Sono tre le soluzioni sul tavolo dell’Eurogruppo che inizia oggi in videoconferenza alle 15. Il meccanismo europeo di stabilità (Mes, «Fondo salva stati») con una sola «condizione” legata all’uso dei fondi per l’emergenza sanitaria-economica, a disposizione ci sono 240 miliardi su 410; 200 miliardi in bond che potrebbero essere emessi dalla Banca europea degli investimenti (BeI), di cui 40 alle Piccole e medie imprese; il fondo «Sure» («Sicuro») per finanziare le casse integrazioni con 100 miliardi di euro. Si può arrivare al coordinamento tra queste ipotesi scadenzate su tempi diversi. L’esito di oggi non sarà risolutivo. Si attende un altro consiglio europeo tra i capi di governo dopo pasqua. Ieri Charles Michel (Consiglio europeo) e Von Der Leyen (Commissione Ue) hanno invitato a usare «tutti gli strumenti esistenti».

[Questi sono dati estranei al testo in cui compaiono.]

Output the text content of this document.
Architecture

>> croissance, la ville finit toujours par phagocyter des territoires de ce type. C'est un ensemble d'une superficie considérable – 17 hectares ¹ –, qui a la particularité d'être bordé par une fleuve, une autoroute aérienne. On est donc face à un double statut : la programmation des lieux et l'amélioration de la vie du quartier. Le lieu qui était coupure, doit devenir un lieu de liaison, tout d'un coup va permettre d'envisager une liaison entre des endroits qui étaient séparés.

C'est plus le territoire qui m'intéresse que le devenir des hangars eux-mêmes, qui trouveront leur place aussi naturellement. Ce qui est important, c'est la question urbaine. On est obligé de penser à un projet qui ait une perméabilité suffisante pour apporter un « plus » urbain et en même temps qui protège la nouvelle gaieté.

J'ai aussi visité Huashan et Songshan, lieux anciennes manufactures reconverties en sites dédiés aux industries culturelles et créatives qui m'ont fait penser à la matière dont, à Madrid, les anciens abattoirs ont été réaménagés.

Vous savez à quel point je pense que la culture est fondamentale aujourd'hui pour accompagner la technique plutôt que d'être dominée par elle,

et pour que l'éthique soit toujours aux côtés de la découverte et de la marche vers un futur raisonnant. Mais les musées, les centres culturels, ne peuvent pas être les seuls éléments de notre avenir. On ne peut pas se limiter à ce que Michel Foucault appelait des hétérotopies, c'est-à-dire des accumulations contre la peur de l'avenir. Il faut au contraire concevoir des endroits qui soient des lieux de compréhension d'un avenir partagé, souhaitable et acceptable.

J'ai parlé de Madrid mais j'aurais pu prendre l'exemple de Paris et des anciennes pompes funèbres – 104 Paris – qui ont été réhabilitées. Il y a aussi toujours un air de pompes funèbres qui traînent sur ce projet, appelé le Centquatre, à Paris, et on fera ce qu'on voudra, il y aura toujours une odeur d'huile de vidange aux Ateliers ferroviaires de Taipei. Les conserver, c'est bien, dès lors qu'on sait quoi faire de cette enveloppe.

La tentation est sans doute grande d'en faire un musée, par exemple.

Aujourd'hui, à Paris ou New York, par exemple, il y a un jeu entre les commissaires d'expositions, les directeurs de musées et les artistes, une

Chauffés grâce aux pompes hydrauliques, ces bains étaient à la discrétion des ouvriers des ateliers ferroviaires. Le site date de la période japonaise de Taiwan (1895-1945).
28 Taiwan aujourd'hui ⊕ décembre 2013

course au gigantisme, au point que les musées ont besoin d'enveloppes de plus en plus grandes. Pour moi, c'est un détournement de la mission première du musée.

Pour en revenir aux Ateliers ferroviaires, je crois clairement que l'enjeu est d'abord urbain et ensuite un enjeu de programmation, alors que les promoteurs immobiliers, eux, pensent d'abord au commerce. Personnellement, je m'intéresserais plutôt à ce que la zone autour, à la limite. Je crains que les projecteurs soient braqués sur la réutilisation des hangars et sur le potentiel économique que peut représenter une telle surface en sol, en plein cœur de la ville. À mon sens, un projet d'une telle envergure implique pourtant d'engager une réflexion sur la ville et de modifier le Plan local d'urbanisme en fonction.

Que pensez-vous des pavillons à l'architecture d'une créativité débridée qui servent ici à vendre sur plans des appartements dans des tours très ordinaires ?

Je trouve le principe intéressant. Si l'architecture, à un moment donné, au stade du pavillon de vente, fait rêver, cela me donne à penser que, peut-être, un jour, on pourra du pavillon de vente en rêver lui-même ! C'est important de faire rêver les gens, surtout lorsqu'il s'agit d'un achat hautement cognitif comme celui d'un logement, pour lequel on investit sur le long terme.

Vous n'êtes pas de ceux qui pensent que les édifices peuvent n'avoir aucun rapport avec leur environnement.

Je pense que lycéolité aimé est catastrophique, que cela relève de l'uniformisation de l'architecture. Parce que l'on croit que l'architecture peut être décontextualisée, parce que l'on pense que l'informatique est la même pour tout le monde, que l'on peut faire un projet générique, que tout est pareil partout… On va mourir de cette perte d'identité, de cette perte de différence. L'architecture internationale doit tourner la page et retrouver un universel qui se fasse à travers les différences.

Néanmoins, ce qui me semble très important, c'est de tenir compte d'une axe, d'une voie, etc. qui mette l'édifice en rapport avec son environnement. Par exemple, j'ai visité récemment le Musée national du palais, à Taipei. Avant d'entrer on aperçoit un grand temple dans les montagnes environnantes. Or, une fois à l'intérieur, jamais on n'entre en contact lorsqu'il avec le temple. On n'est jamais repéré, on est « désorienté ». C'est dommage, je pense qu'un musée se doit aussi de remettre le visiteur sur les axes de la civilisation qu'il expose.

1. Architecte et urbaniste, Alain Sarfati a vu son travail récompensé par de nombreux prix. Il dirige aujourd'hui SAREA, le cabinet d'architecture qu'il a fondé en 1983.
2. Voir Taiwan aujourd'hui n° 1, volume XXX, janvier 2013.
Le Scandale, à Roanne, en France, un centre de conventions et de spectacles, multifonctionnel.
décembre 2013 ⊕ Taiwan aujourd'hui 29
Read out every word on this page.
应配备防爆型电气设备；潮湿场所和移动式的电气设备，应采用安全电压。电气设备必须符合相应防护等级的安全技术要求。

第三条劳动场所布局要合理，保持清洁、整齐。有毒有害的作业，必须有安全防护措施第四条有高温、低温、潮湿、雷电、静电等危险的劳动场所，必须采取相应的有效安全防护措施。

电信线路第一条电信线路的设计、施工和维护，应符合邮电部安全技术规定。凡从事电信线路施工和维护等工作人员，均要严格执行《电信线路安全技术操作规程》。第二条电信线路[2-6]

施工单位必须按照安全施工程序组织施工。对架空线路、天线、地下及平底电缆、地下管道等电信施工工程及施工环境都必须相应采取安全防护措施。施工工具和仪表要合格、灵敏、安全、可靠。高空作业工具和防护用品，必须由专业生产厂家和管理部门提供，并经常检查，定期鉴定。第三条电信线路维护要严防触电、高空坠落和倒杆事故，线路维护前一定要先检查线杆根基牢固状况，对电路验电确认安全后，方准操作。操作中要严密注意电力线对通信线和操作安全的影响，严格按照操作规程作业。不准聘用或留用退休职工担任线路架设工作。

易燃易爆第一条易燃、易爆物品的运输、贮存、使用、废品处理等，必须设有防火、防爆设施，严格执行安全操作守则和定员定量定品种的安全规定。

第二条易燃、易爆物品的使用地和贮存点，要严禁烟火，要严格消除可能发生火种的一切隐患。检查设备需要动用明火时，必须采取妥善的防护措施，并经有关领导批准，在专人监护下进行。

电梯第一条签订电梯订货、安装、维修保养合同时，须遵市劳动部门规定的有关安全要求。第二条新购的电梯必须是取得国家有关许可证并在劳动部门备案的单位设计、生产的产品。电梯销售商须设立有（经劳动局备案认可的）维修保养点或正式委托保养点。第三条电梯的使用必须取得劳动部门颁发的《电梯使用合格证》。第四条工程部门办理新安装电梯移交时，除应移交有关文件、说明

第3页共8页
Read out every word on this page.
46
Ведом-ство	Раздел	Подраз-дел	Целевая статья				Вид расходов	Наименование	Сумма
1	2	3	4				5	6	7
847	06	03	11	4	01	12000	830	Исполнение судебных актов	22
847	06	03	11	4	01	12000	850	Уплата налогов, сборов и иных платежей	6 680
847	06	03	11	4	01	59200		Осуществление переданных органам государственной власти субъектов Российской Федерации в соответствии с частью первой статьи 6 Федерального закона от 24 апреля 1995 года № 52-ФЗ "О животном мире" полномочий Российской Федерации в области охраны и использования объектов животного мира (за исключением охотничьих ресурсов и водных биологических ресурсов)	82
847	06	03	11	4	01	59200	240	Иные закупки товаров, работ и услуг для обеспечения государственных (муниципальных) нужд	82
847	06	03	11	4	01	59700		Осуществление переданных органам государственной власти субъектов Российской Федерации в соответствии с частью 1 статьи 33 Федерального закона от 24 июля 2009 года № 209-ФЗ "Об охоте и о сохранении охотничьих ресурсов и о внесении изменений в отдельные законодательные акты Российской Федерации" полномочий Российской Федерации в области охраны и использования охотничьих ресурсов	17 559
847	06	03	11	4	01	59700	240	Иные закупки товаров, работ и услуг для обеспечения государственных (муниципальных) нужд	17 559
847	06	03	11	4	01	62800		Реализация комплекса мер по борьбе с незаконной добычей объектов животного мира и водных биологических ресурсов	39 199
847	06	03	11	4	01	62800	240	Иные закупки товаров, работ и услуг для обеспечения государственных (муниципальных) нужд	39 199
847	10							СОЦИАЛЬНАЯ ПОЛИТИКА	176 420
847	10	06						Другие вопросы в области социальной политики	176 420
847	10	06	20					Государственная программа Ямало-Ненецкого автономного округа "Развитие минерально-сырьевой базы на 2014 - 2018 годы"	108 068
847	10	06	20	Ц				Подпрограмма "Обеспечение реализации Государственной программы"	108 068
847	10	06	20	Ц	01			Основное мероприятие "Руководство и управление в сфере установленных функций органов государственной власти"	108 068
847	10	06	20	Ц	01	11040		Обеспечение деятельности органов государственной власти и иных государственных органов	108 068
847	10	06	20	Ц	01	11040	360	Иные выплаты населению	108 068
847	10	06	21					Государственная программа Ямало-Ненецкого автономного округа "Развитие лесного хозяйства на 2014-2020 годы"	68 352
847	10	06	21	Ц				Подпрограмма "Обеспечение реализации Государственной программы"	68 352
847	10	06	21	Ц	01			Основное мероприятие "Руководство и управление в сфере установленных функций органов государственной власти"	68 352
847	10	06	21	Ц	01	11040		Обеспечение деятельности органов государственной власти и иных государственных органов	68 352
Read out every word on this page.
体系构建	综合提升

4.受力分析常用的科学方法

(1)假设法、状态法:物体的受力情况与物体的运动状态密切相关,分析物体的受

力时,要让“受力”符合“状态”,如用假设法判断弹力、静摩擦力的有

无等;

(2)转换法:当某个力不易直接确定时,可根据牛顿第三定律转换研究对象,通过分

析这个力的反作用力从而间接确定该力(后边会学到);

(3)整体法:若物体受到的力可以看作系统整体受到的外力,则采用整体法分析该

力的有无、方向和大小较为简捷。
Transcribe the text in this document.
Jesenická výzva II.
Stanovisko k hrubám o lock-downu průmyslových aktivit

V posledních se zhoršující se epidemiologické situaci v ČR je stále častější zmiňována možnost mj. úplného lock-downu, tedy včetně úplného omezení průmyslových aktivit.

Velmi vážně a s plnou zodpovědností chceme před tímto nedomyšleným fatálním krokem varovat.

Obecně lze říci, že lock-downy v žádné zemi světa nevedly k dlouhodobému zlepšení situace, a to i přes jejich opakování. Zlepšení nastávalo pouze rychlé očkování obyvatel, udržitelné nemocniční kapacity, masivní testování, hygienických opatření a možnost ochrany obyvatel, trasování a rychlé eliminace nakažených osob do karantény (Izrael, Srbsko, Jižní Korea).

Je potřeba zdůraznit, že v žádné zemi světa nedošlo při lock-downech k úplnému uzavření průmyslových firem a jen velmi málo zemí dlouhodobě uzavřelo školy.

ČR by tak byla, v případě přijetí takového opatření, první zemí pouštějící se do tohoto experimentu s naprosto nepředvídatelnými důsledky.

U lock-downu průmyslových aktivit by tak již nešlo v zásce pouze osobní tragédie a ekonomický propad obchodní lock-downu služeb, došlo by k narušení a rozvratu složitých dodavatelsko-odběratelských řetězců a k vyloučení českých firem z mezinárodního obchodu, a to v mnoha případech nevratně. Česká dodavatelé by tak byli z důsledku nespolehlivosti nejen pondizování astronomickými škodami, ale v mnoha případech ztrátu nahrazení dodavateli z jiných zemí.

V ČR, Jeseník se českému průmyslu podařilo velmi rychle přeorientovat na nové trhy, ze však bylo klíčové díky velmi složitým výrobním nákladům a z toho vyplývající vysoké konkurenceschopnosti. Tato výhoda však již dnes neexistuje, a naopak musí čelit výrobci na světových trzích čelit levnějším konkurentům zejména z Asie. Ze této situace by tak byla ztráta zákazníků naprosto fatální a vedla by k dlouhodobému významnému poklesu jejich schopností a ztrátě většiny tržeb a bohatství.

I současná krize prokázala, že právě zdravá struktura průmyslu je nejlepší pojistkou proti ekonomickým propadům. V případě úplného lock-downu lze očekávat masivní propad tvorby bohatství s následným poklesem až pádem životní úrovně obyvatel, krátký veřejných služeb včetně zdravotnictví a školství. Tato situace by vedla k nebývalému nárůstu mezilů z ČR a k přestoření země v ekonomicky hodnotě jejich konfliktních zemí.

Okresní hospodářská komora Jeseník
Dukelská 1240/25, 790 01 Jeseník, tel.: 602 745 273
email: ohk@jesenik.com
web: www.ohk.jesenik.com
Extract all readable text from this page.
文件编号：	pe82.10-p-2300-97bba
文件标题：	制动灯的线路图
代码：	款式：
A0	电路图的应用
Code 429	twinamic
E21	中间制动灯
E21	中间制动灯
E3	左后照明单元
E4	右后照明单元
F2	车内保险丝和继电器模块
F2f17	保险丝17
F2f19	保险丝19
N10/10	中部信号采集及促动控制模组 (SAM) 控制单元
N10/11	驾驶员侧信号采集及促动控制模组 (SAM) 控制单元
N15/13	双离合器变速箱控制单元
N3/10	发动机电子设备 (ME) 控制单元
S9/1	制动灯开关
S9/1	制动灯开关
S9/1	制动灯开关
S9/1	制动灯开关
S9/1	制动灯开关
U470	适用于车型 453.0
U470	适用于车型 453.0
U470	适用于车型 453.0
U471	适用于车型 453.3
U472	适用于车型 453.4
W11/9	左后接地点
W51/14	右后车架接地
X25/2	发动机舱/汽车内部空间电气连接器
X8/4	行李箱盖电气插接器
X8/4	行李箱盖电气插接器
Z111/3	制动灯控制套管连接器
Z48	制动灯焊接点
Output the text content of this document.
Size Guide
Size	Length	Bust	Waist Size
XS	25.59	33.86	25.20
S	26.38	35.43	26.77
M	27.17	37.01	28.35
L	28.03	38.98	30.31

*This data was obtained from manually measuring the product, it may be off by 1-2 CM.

PER ORA è stata esclusa l’opzione «coronabond» che ha tenuto fermo lo scontro tra un’idea di mutualizzazione del debito contratto nella crisi da virus e un’altra che mirerebbe a istituzionalizzare per via intergovernativa una politica economica comune europea. È questo il cuore dello scontro tra più di dieci paesi, tra cui Francia, Italia, Spagna, e il fronte del Nord di Olanda, Austria, Finlandia con la Germania nel ruolo di mediatore riluttante. Nel conflitto entra anche il ruolo del «Mes» che resta un problema politico in Italia. Il governo potrebbe accettarlo nella nuova formulazione, sebbene i Cinque Stelle continuino a dichiararsi contrari in ogni caso. Il commissario Ue all’economia Paolo Gentiloni, non estraneo ai rapporti con Roma, ieri ha detto: «Se raggiungiamo un buon accordo sulla condizionalità è uno degli strumenti che dovremmo usare». Il ministro tedesco delle finanze Olaf Scholz si è detto «fiducioso» sulla possibilità di una «decisione comune» all’Eurogruppo. Nell’accordo rientrerebbe un uso differente del «Mes» in versione «light», ovvero senza l’intervento della «troika» sul modello greco. Si ribadisce che, a differenza del 2012, la crisi attuale è diversa da quella dei «debiti sovrani». Colpisce tutti, in maniera diversa, non uno Stato a cui fare scontare le «colpe» da cattivo amministratore. Decisiva è l’idea che il «virus» è un fattore «esogeno», non un momento di verità di un sistema che affronta crisi periodiche sempre più violente. In questa rappresentazione si usa il virus per ottenere una modifica importante delle politiche Ue, impossibile da realizzare con gli strumenti ordinari della politica.

NEL REBUS ieri è spuntata una quarta ipotesi. Gentiloni, con il commissario francese all’industria Thierry Breton ha proposto l’istituzione di un fondo europeo che emette obbligazioni a lungo termine circoscritte agli investimenti per il rilancio «industriale». Gentiloni e Breton hanno dettagliato questa stima sulla base della manovra anti-virus fatta dal governo tedesco: emissioni da 356 miliardi di euro che si aggiungono ai 600 miliardi, di cui 400 di sole garanzie. È il 10% del prodotto interno lordo di questo paese. La stessa percentuale è stata calcolata sul precedente bilancio europeo, nei fatti anticipando quello del 2021-2027 bloccato dai veti incrociati dei governi. Si tratta di 1.500-1.600 miliardi di euro in obbligazioni a lungo termine da dividere tra paesi membri. Il fondo sarebbe l’interfaccia della politica monetaria della Banca centrale europea (Bce) pari a un totale di 1100 miliardi di euro entro il 2020, rinnovabili. La proposta ricorda quella del ministro francese delle finanze Bruno LeMaire, liberista che di recente si è scoperto statalista e nazionalizzatore. Non andrà sul tavolo dell’Eurogruppo, ma su quello con i governi nel Consiglio Europeo e, se avrà gambe, dovrà camminare a lungo nel prossimo anno. La presidente Von Der Leyen ha fatto sapere che la Commissione Ue «non ha una posizione» sulla proposta dei suoi commissari, sebbene faccia il verso alla sua abusata metafora postbellica di un «piano Marshall» da 2.760 miliardi. È un gioco delle parti in un risiko tra governi e sulla scacchiera geopolitica tra blocchi.

I FANTASTILIARDI dimostrano che l’Ue esiste nello scontro, con Cina, Russia e Stati Uniti sulla «ripresa». In questa caotica diplomazia economica si punta a mostrarsi vicini alle popolazioni. Non è chiaro chi pagherà i costi della crisi. È una domanda da porsi subito. La risposta potrebbe non essere piacevole.